More substantively, although the article tells us that investors with “short memories or long time horizons” think houses are a great buying opportunity just now, and mentions that some economists agree, it never really circles back to address that first sentence, that most people think real estate still stinks.

That is just the sort of clash between popular perception and reality that a high circulation personal finance publication might be expected to resolve, or at least discuss.

Whatever the proportion of US homes under water (and there are no hard numbers on that topic, everything you see is an estimate) it is lower than it was a few years ago. Yes, there are places where house prices are down lately, but saying that they are “continuing” to fall is misleading. Compared to 2006-09, prices are everywhere stable. And although there are still foreclosures, their number is drastically reduced from the recent past, as illustrated by a chart in the FICO surprise article mentioned above.

To be fair, despite the title, the article is not about whether or not now is a good time for a consumer to buy real estate in the conventional sense, that is, by buying a house to live in. It is about how an investor could buy real estate in other ways, assuming that he thought real estate was a good buy just now, for whatever reason.

Having missed the question that is obviously more relevant for most of its readers, SmartMoney then misses the important bit from what Warren Buffet said. The key phrase is “if he could.” That the Sage of Omaha sees the fire sale prices on single family homes and wants in is not really news.
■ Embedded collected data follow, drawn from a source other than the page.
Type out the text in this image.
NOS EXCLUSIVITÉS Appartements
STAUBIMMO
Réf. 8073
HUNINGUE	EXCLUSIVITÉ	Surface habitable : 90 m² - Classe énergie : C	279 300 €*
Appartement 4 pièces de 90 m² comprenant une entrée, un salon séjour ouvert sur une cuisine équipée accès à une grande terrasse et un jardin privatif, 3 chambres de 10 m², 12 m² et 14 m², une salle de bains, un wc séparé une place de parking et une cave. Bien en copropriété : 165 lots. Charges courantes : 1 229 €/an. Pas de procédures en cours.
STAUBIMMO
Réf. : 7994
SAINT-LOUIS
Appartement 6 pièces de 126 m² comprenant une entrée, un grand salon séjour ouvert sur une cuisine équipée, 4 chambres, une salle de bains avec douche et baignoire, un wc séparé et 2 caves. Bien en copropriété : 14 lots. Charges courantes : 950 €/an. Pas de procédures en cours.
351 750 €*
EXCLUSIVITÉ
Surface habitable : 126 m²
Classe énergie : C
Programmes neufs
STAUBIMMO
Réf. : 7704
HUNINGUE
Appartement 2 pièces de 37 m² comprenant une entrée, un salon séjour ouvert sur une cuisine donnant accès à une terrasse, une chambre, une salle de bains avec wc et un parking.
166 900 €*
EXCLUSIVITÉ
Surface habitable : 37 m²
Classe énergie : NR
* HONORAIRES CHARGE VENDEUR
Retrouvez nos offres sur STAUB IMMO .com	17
What is worth considering is that he cannot act on this impulse.

Unlike stocks, bonds, and most of the rest of the investment world, investors and speculators do not have an obvious way to participate in houses. Put another way, unlike stocks, which are bought and sold primarily by professionals who do it everyday for many years, houses are bought and sold by amateurs who will generally enter into only a few transactions during their lifetime. Buffet can pick up the phone and buy billions of dollars worth of a great many things, but a few hundred thousand houses is not one of them.
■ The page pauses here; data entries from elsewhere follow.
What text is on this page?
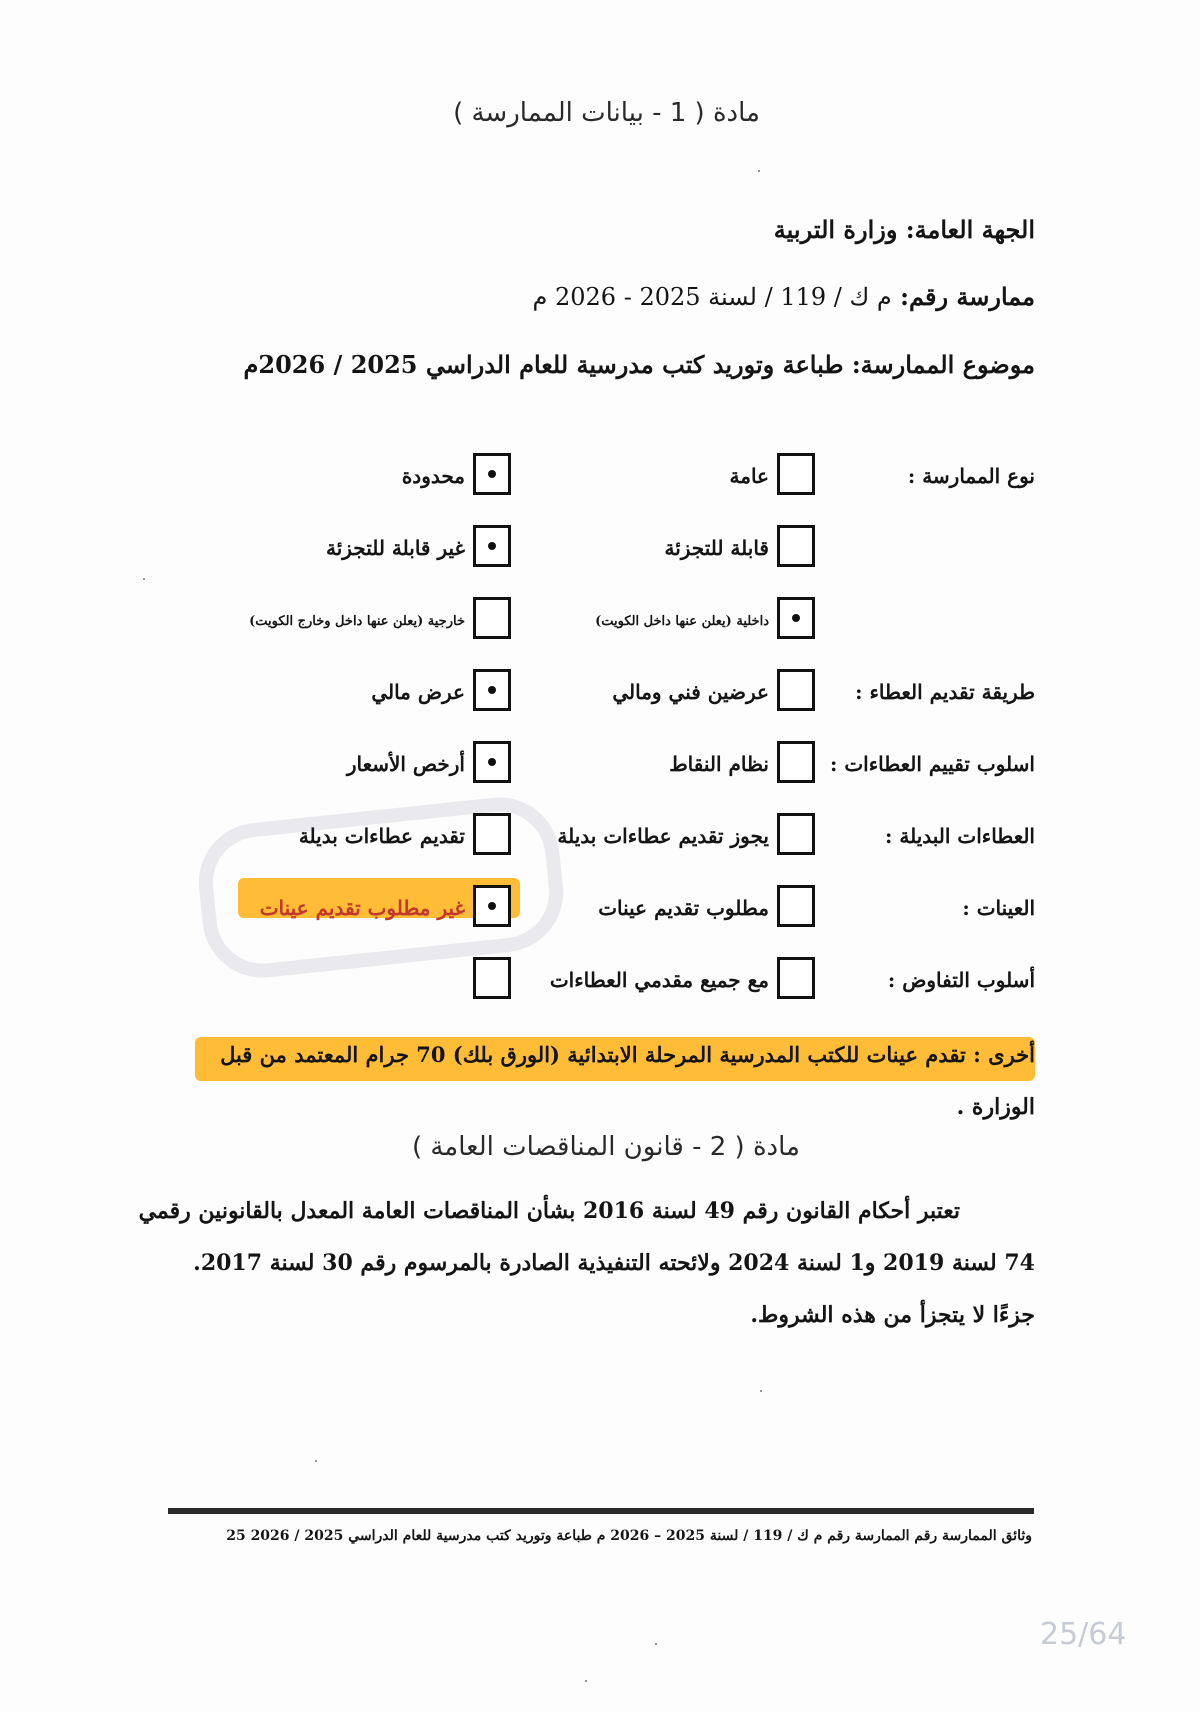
مادة ( 1 - بيانات الممارسة )
الجهة العامة: وزارة التربية
ممارسة رقم: م ك / 119 / لسنة 2025 - 2026 م
موضوع الممارسة: طباعة وتوريد كتب مدرسية للعام الدراسي 2025 / 2026م
نوع الممارسة :
عامة
محدودة
قابلة للتجزئة
غير قابلة للتجزئة
داخلية (يعلن عنها داخل الكويت)
خارجية (يعلن عنها داخل وخارج الكويت)
طريقة تقديم العطاء :
عرضين فني ومالي
عرض مالي
اسلوب تقييم العطاءات :
نظام النقاط
أرخص الأسعار
العطاءات البديلة :
يجوز تقديم عطاءات بديلة
تقديم عطاءات بديلة
العينات :
مطلوب تقديم عينات
غير مطلوب تقديم عينات
أسلوب التفاوض :
مع جميع مقدمي العطاءات
أخرى : تقدم عينات للكتب المدرسية المرحلة الابتدائية (الورق بلك) 70 جرام المعتمد من قبل
الوزارة .
مادة ( 2 - قانون المناقصات العامة )
تعتبر أحكام القانون رقم 49 لسنة 2016 بشأن المناقصات العامة المعدل بالقانونين رقمي
74 لسنة 2019 و1 لسنة 2024 ولائحته التنفيذية الصادرة بالمرسوم رقم 30 لسنة 2017.
جزءًا لا يتجزأ من هذه الشروط.
وثائق الممارسة رقم الممارسة رقم م ك / 119 / لسنة 2025 – 2026 م طباعة وتوريد كتب مدرسية للعام الدراسي 2025 / 2026 25
25/64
For me, this is the single biggest difference between the market for houses and the market for conventional investments. It explains why the price charts for houses and stocks (or bonds, or crude oil, etc.) look so different. If a stock becomes badly mispriced, either unreasonably cheap or unreasonably expensive, there are well bankrolled professionals standing by who will take advantage of the situation and push prices back towards reality.

Not so with houses. As prices climbed beyond reason in the early part of the last decade, the Warren Buffets of the world could not take the other side and go short houses. Instead, the price rises just increased consumer enthusiasm, which spiraled prices up further. (Some sophisticated investors could short mortgage bonds backed by those houses, but in the event there were too few bears and the vehicle too indirect to have much impact.)

So what does an investor who, very plausibly, believes houses are cheap right now do to take advantage of that insight? SmartMoney gives five stock suggestions, which it labels “Smart Picks.” Some of them may have merit as investments, but all bear, at best, an indirect relationship to house prices.

There are three REITs on the list. One owns apartments in Texas. Another owns shopping malls. The third owns no real estate at all, but rather government sponsored mortgage backed bonds. Rounding out the list are a broker and manager of commercial property (office buildings) and an ETF made up of home builders.

Warren Buffet might look at that menu of second-choice options and pick one or two as the best he is going to do, or he might just take a pass and look for other mispriced things he can take advantage of.

But if you are not burdened with billions to put to work, and are just an ordinary person looking to shepherd ordinary wealth, which is to say if you are SmartMoney’s target audience, you do not need to go through all this. Just buy a house and live in it. Already got one? Trade up. Or decide you already have plenty of exposure to the house market, thank you, and pass. Too bad you do not have a popular magazine to help you through that.